The regulations issued Tuesday also deal with a provision in the PPACA that bans insurers from rescinding a policy because of an unintentional mistake on an application for coverage, and another that bans insurers from setting lifetime limits on coverage and restricts their use of annual limits.
Annual limits will be phased out entirely by 2014.
The new regulations also provide guidance on the law's provision that prohibits insurers and employer plans from requiring a referral to see an Ob/Gyn, and a provision that will make it illegal for insurers to charge higher copayments for emergency service that are obtained out of a plan's network.
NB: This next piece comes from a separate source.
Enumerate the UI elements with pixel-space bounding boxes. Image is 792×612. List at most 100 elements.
Most of the measures referenced in the new regulations will go into effect for insurance policies that begin coverage on or after Sept. 23.
One insurance executive at the meeting, Blue Cross Blue Shield president and CEO Scott Serota, said in a statement that the new reform rules that go into effect his year "have the potential to add costs to what we're already experiencing today."
Sebelius said most of the new reform rules will cause premiums to rise "less than 1 percent."
A spokeswoman for Cigna said the insurer is pleased to have had the chance to meet with Sebelius and White House Officials and that the company is still reviewing the regulatory guidance.
On July 1, people with preexisting medical conditions who haven't been able to obtain insurance will be eligible for a new, temporary, high-risk pool called the Pre-existing Condition Insurance Plan.